Release date: August 9, 2024
Label: Seasons of Mist

Five years ago, something caught me off-guard during the winter of 2019. It was December 12th of that year, and I was watching The Game Awards right before the Christmas holiday. When they announced a follow-up sequel to Hellblade: Senua’s Sacrifice which came out in August of 2017, they premiered the trailer (Senua’s Saga: Hellblade II) for the sequel as the main character Senua was going through this mental singing that resembles the vibrations of fellow Zeuhl maestros, MAGMA.

It took me by surprise to find out what the hell was that. It was a band called Heilung. The band have been around for ten years from its origins in Germany, Denmark, and Norway. Their music brings to mind the genres of ethnic music, industrial rock, folk, neo-folk, the Iron Age, and Viking Age. They’ve described it as amplified history from early medieval northern Europe.

Now onto the story, when the band premiered at The Game Awards last year performing ‘Seidh’ which appeared in the game, they completely stole the show. I wish The Game Awards would have something like this, rather than the massive celebrities and muppetry, bullshit nonsense and understand there’s more than just the big names and bring out the big guns that is needed.

 

That and this incredible live recording the band did at Red Rocks in October of 2021 in Denver, Colorado entitle Lifa lotungard, which is their second live album released this year and follow-up to the first live Lifa album which was recorded at the Castlefest in the Netherlands. They take audiences back in time to where the power and intensity come in full swing by giving the Amphitheater, an evening they’ll never forget.

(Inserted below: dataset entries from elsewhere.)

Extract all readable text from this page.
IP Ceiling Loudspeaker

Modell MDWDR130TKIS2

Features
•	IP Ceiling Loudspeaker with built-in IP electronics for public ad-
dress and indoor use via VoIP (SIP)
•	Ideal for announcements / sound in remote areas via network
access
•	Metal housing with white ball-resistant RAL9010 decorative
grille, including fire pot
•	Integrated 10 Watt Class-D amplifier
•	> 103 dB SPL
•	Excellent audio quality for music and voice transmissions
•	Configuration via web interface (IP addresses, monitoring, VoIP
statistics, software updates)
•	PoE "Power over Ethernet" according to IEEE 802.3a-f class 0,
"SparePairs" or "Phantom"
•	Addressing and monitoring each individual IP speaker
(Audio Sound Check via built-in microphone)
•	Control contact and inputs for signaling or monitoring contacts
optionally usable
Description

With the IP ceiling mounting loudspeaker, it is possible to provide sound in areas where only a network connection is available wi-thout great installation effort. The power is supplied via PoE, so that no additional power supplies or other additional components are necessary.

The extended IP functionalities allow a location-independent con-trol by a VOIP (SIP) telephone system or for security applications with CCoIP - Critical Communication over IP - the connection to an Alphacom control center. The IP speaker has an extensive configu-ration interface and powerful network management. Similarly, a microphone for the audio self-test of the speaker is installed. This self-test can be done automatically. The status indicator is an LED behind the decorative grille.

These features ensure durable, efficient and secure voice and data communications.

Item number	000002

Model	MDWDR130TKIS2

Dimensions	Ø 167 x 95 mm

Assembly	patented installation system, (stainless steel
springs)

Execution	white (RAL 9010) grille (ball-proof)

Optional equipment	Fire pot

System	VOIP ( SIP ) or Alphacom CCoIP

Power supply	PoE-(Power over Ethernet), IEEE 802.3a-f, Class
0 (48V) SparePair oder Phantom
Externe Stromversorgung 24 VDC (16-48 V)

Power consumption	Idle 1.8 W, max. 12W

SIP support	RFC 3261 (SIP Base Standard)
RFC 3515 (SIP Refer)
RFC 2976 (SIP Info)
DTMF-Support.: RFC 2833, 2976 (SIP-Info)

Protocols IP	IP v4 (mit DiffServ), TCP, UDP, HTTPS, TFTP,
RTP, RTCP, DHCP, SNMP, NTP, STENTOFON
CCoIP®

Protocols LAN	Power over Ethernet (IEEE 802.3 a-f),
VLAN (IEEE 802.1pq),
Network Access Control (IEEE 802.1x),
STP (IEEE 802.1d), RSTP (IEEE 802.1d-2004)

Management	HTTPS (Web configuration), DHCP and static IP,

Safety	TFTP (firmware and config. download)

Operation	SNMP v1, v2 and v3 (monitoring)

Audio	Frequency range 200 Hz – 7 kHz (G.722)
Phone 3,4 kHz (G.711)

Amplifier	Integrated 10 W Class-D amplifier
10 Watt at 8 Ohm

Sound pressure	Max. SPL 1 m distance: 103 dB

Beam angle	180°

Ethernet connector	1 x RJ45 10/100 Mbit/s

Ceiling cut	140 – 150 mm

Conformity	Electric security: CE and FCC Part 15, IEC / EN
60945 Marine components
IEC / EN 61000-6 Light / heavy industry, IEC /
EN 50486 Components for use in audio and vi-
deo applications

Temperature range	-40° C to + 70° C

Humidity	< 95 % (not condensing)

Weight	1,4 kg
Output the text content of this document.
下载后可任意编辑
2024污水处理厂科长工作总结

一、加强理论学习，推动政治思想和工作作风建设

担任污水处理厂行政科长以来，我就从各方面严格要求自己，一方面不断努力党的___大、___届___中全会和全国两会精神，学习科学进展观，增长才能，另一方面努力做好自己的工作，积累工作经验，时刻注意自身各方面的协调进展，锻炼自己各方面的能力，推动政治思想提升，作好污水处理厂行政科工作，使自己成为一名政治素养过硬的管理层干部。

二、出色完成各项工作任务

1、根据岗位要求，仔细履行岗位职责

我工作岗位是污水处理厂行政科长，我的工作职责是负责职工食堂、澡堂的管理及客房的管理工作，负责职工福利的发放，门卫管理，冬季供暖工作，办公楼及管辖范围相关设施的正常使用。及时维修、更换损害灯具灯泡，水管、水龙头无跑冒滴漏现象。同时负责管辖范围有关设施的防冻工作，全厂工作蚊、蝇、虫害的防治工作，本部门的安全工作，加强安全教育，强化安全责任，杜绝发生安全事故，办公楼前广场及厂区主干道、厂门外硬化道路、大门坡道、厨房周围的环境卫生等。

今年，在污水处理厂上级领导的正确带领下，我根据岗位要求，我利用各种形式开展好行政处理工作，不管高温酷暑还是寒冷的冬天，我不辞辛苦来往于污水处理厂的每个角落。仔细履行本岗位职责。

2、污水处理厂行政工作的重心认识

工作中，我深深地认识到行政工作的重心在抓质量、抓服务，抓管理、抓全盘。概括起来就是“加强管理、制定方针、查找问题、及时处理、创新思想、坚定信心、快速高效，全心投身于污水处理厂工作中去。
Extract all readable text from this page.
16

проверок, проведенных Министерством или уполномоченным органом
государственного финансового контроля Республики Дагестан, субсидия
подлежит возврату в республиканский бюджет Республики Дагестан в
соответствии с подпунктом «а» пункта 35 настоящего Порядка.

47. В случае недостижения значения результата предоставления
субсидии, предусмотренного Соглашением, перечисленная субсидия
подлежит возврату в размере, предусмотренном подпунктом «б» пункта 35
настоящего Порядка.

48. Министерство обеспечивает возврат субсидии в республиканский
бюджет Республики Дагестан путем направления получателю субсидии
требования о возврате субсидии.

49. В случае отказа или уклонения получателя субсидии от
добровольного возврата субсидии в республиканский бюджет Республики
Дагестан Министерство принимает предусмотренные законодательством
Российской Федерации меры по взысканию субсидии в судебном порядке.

There’s no denying that Heilung are the band worth seeing. Listening to the Red Rocks performance, you can just close your eyes and imagine yourself being at the venue, showing your support, being a part of the ritual, doing their call-and-response to the chants which adds more intensity to the flaming fires they build up to pay tribute towards the Mongolian throat singing atmosphere in the republic of Tuva.

Here and now, Heilung hypnotises the percussive vibrations which howls off into the Colorado sky, knowing they’ve completed their mission. If you’re very new to the world of Heilung’s music, then this is a complete start to see what you’re missing. Because once this is over, you want to go back and listen to it again and again to find pieces of the puzzle and the clues they left behind.